Author:
Vergara Ricardo,Olivares Felipe,Olmedo Blanca,Toro Carolina,Muñoz Marisol,Zúñiga Carolina,Mora Roxana,Plantat Philippe,Miccono María,Loyola Rodrigo,Aguirre Carlos,Prieto Humberto
Abstract
Successfully gene editing (GE) in Prunus spp. has been delayed due to its woody nature presenting additional difficulties in both, proper regeneration protocols and designing efficient gene transfer techniques. The availability of adequate, single cell culture techniques for GE such as protoplast regeneration, is a limiting step for the genus and for this reason, the improvement of regular regeneration protocols and finding more efficient techniques for the delivery of the “editing reagents” seem to be a reasonable strategy to incorporate GE in the genus.
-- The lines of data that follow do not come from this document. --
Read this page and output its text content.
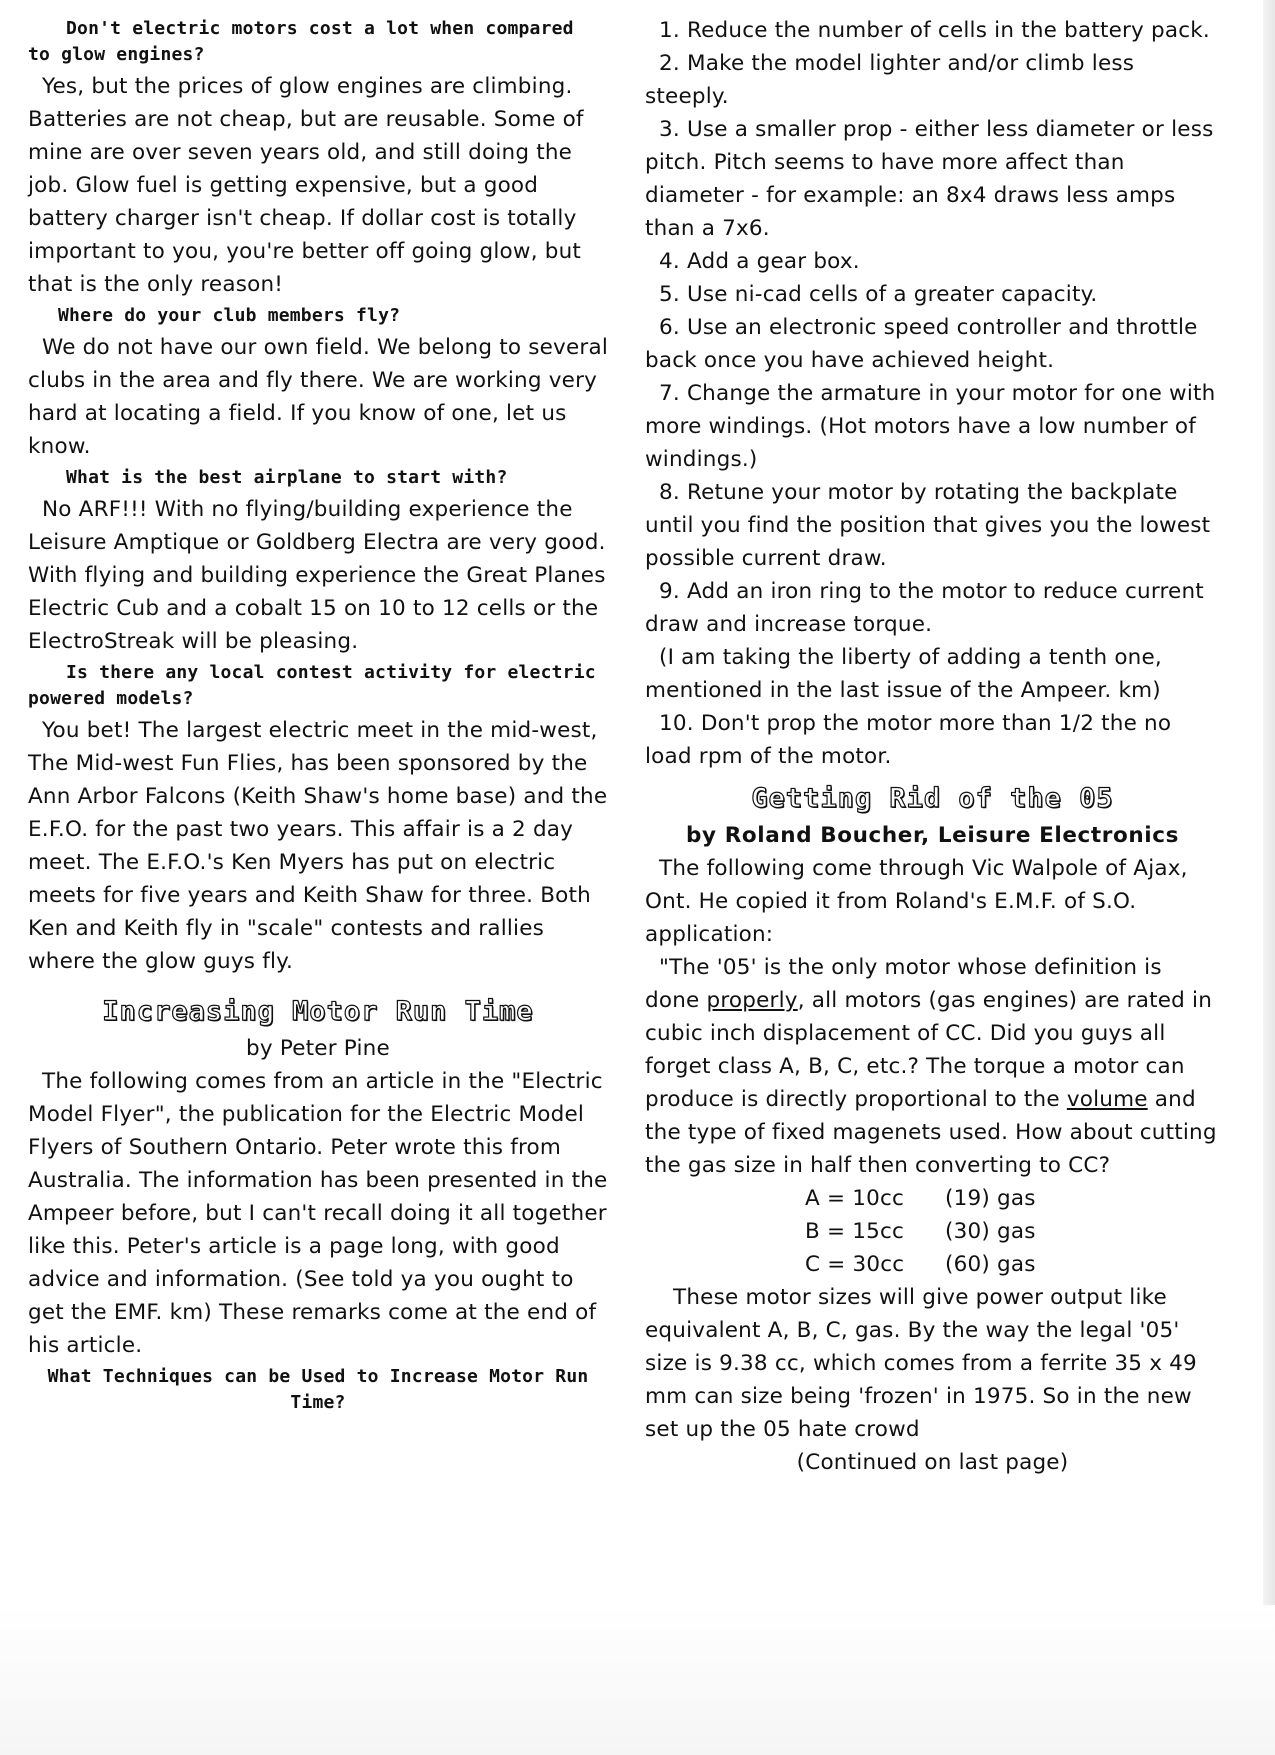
Don't electric motors cost a lot when compared
to glow engines?

Yes, but the prices of glow engines are climbing. Batteries are not cheap, but are reusable. Some of mine are over seven years old, and still doing the job. Glow fuel is getting expensive, but a good battery charger isn't cheap. If dollar cost is totally important to you, you're better off going glow, but that is the only reason!

Where do your club members fly?

We do not have our own field. We belong to several clubs in the area and fly there. We are working very hard at locating a field. If you know of one, let us know.

What is the best airplane to start with?

No ARF!!! With no flying/building experience the Leisure Amptique or Goldberg Electra are very good. With flying and building experience the Great Planes Electric Cub and a cobalt 15 on 10 to 12 cells or the ElectroStreak will be pleasing.

Is there any local contest activity for electric
powered models?

You bet! The largest electric meet in the mid-west, The Mid-west Fun Flies, has been sponsored by the Ann Arbor Falcons (Keith Shaw's home base) and the E.F.O. for the past two years. This affair is a 2 day meet. The E.F.O.'s Ken Myers has put on electric meets for five years and Keith Shaw for three. Both Ken and Keith fly in "scale" contests and rallies where the glow guys fly.

Increasing Motor Run Time

by Peter Pine

The following comes from an article in the "Electric Model Flyer", the publication for the Electric Model Flyers of Southern Ontario. Peter wrote this from Australia. The information has been presented in the Ampeer before, but I can't recall doing it all together like this. Peter's article is a page long, with good advice and information. (See told ya you ought to get the EMF. km) These remarks come at the end of his article.

What Techniques can be Used to Increase Motor Run Time?

1. Reduce the number of cells in the battery pack.

2. Make the model lighter and/or climb less steeply.

3. Use a smaller prop - either less diameter or less pitch. Pitch seems to have more affect than diameter - for example: an 8x4 draws less amps than a 7x6.

4. Add a gear box.

5. Use ni-cad cells of a greater capacity.

6. Use an electronic speed controller and throttle back once you have achieved height.

7. Change the armature in your motor for one with more windings. (Hot motors have a low number of windings.)

8. Retune your motor by rotating the backplate until you find the position that gives you the lowest possible current draw.

9. Add an iron ring to the motor to reduce current draw and increase torque.

(I am taking the liberty of adding a tenth one, mentioned in the last issue of the Ampeer. km)

10. Don't prop the motor more than 1/2 the no load rpm of the motor.

Getting Rid of the 05

by Roland Boucher, Leisure Electronics

The following come through Vic Walpole of Ajax, Ont. He copied it from Roland's E.M.F. of S.O. application:

"The '05' is the only motor whose definition is done properly, all motors (gas engines) are rated in cubic inch displacement of CC. Did you guys all forget class A, B, C, etc.? The torque a motor can produce is directly proportional to the volume and the type of fixed magenets used. How about cutting the gas size in half then converting to CC?

A = 10cc	(19) gas
B = 15cc	(30) gas
C = 30cc	(60) gas

These motor sizes will give power output like equivalent A, B, C, gas. By the way the legal '05' size is 9.38 cc, which comes from a ferrite 35 x 49 mm can size being 'frozen' in 1975. So in the new set up the 05 hate crowd

(Continued on last page)
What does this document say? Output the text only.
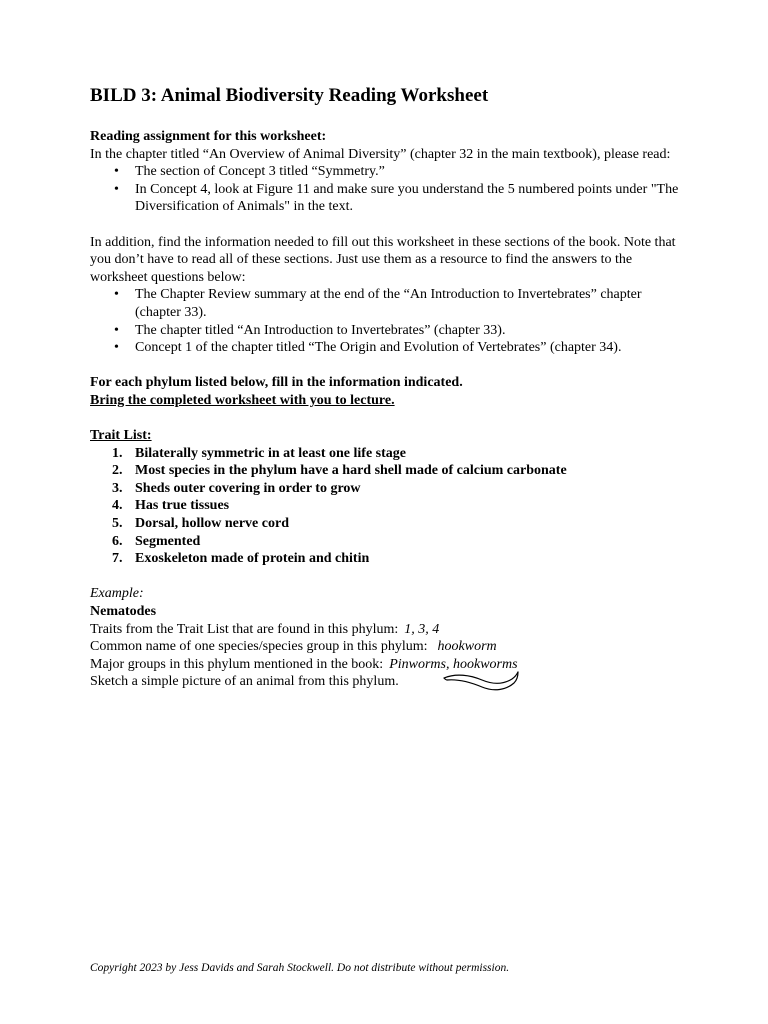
BILD 3: Animal Biodiversity Reading Worksheet

Reading assignment for this worksheet:

In the chapter titled “An Overview of Animal Diversity” (chapter 32 in the main textbook), please read:

• The section of Concept 3 titled “Symmetry.”
• In Concept 4, look at Figure 11 and make sure you understand the 5 numbered points under "The Diversification of Animals" in the text.

In addition, find the information needed to fill out this worksheet in these sections of the book. Note that you don’t have to read all of these sections. Just use them as a resource to find the answers to the worksheet questions below:

• The Chapter Review summary at the end of the “An Introduction to Invertebrates” chapter (chapter 33).
• The chapter titled “An Introduction to Invertebrates” (chapter 33).
• Concept 1 of the chapter titled “The Origin and Evolution of Vertebrates” (chapter 34).

For each phylum listed below, fill in the information indicated.

Bring the completed worksheet with you to lecture.

Trait List:

1. Bilaterally symmetric in at least one life stage
2. Most species in the phylum have a hard shell made of calcium carbonate
3. Sheds outer covering in order to grow
4. Has true tissues
5. Dorsal, hollow nerve cord
6. Segmented
7. Exoskeleton made of protein and chitin

Example:

Nematodes

Traits from the Trait List that are found in this phylum: 1, 3, 4

Common name of one species/species group in this phylum: hookworm

Major groups in this phylum mentioned in the book: Pinworms, hookworms

Sketch a simple picture of an animal from this phylum.

Copyright 2023 by Jess Davids and Sarah Stockwell. Do not distribute without permission.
During the last 10 years, we have focused our efforts optimizing some previous regeneration and gene transfer procedures for Japanese plum (P. salicina), sweet cherry (P. avium) and peach (P. persica) to incorporate them into a GE technology on these species. In parallel, delivery techniques for the CRISPR/Cas9 editing components, i.e., guide RNA (gRNA) and Cas9, have been developed with the aim of improving gene targeting efficiencies. In that line, using DNA virus-based replicons provides a significant improvement, as their replicational release from their carriers enables their enhanced expression. Here, we make a brief overview of the tissue culture and regeneration protocols we have developed for P. salicina, P. avium and P. persica, and then we proceed to describe the use of Bean yellow dwarf virus (BeYDV)-derived replicon vectors to express the editing reagents in vivo and to evaluate their editing capability on individuals derived from Agrobacterium-mediated gene transfer experiments of these species. We show part of our characterization assays using new BeYDV-derived vectors harboring multiple gRNAs, the Cas9 gene, and the green fluorescent protein reporter gene. We also describe a dedicated genome analysis tool, by which gRNA pairs can be designed to address gene deletions of the target genes and to predict off-target sequences. Finally, as an example, we show the general results describing GE of the peach TERMINAL FLOWER 1 gene and some preliminary characterizations of these materials.